I was sent from my doctor's office to the hospital's equivalent of an emergency room. It was less than ten minutes from when I checked into the emergency department until a doctor saw me. Over the weekend when I felt worse, the on-call doctor sent me back to their emergency room. Within thirty minutes, IV fluids were running into my dried out veins. And two days later, when it was finally clear I had to be admitted, it took under an hour to transfer me from my doctor's office into my room. 

Beyond the speed and access to services, I carry additional privilege: speaking the same language as my doctors, having the knowledge to ask questions about my treatment, and being able to read the prescriptions I was sent home with (and a home to return to)

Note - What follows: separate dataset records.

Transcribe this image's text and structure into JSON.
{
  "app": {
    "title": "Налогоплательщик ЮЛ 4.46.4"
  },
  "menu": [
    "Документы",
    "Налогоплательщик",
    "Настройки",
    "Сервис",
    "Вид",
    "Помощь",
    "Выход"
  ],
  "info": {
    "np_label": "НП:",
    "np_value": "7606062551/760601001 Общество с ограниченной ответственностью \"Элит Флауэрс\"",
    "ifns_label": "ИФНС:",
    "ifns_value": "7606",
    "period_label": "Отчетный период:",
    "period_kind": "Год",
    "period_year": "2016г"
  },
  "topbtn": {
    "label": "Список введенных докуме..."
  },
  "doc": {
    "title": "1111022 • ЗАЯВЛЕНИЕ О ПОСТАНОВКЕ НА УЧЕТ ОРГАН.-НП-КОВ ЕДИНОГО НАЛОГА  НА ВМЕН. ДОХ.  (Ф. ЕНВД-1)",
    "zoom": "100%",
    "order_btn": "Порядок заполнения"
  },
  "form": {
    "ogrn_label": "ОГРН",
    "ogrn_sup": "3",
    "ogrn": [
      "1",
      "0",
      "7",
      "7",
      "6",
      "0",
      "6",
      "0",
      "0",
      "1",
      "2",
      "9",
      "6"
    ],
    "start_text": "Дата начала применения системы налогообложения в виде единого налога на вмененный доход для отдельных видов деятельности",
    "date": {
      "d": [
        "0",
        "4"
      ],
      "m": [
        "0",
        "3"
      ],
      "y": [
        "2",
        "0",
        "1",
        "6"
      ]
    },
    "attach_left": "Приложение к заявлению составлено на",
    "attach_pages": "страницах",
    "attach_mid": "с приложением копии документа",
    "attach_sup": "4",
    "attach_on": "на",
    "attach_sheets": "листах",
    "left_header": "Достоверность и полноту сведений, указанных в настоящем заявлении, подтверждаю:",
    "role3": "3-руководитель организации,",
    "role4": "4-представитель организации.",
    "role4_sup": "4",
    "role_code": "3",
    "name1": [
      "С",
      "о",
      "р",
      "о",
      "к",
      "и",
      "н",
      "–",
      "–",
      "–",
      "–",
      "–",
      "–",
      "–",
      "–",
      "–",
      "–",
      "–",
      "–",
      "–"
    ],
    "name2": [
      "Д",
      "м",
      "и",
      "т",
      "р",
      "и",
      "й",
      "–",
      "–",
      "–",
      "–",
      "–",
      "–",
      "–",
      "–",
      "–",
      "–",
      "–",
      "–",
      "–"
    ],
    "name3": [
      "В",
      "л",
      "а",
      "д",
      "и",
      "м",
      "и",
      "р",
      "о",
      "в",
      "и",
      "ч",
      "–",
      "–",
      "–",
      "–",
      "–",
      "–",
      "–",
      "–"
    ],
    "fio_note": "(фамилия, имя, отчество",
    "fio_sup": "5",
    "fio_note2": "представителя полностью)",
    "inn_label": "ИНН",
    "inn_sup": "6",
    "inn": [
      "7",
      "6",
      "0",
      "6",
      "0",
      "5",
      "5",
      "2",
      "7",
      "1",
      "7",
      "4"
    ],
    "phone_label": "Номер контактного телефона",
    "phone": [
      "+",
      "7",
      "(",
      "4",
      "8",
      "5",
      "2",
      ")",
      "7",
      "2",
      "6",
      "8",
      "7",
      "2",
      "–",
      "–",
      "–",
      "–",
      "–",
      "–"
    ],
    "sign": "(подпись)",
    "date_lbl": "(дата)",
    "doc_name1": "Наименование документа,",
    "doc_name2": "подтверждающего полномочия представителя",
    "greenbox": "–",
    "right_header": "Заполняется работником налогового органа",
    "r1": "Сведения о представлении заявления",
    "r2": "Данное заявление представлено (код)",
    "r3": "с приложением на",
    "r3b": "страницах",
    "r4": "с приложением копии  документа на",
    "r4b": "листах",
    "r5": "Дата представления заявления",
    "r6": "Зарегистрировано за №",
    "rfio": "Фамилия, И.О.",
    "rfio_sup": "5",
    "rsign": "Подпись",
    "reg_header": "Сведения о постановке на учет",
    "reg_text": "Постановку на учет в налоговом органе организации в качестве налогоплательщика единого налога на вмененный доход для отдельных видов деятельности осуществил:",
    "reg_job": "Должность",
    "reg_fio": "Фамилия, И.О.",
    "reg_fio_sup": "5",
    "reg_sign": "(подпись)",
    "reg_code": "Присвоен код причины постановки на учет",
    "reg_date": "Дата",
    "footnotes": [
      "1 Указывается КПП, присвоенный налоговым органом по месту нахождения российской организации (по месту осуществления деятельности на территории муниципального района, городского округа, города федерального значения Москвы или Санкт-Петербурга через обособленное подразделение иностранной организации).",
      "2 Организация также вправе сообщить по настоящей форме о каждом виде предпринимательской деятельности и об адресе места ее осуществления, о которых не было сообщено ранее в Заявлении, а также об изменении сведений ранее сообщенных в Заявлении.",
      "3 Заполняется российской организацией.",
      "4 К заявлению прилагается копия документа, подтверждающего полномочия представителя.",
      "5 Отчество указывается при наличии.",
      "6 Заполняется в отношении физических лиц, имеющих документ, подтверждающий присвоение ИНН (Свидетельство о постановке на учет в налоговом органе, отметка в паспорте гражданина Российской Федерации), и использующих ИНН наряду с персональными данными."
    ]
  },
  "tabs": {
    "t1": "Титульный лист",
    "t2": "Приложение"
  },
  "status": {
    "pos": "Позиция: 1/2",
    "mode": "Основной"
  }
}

I struggle with this privilege. Because there is no reason my patient should wait 28 hours for a chest x-ray, when in that same amount of time, I made it to a room, saw the medicine team taking care of me twice, and watched 17 episodes of Friends on TBS. Though our country is trying to lessen these disparities with things like Obamacare and the expansion of Medicaid, we still have a long way to go until everyone has equal access to healthcare. Until then, I'll keep fighting for my patients to get the care they deserve. 

p.s. - in case you were wondering, my patient is doing great. She is now on HIV medicines, has gained 40 pounds, has been living in a medical-transitional housing unit, and will be getting her own place next month after 28 years of living on the streets. 
and i'm doing much better too. :) 


Monday, December 22, 2014

Christmas candles

The recent losses and outcries for justice in Ferguson and New York hit close to home because twice a week I work in the Los Angeles County jail, caring for men who were fortunate enough to survive their arrests. Most are young black men, who are arrested disproportionately compared with their counterparts of other races. 

I never ask my patients why they were arrested. 
Instead,I ask: what are your goals? 

The answers are humbling:
I'm taking classes so I can keep custody of my son. He's nine months now.
I want to have my own Christmas tree someday.
I'm gonna open my own accounting firm; I only need six more credits to finish my degree. 
I want to be a hairdresser. I have a lot of sisters; I'm really good at doing hair. 
I've never walked on the beach with my friend; I want to do that someday. 
So as Christmas comes, I light candles:
A candle in memory of the lives who have been lost. 
A candle for peace, that there would be racial healing and justice in this country. 
A candle of hope, that these men will get the chance to live out these dreams. 
Wishing you a new year filled with hope and peace.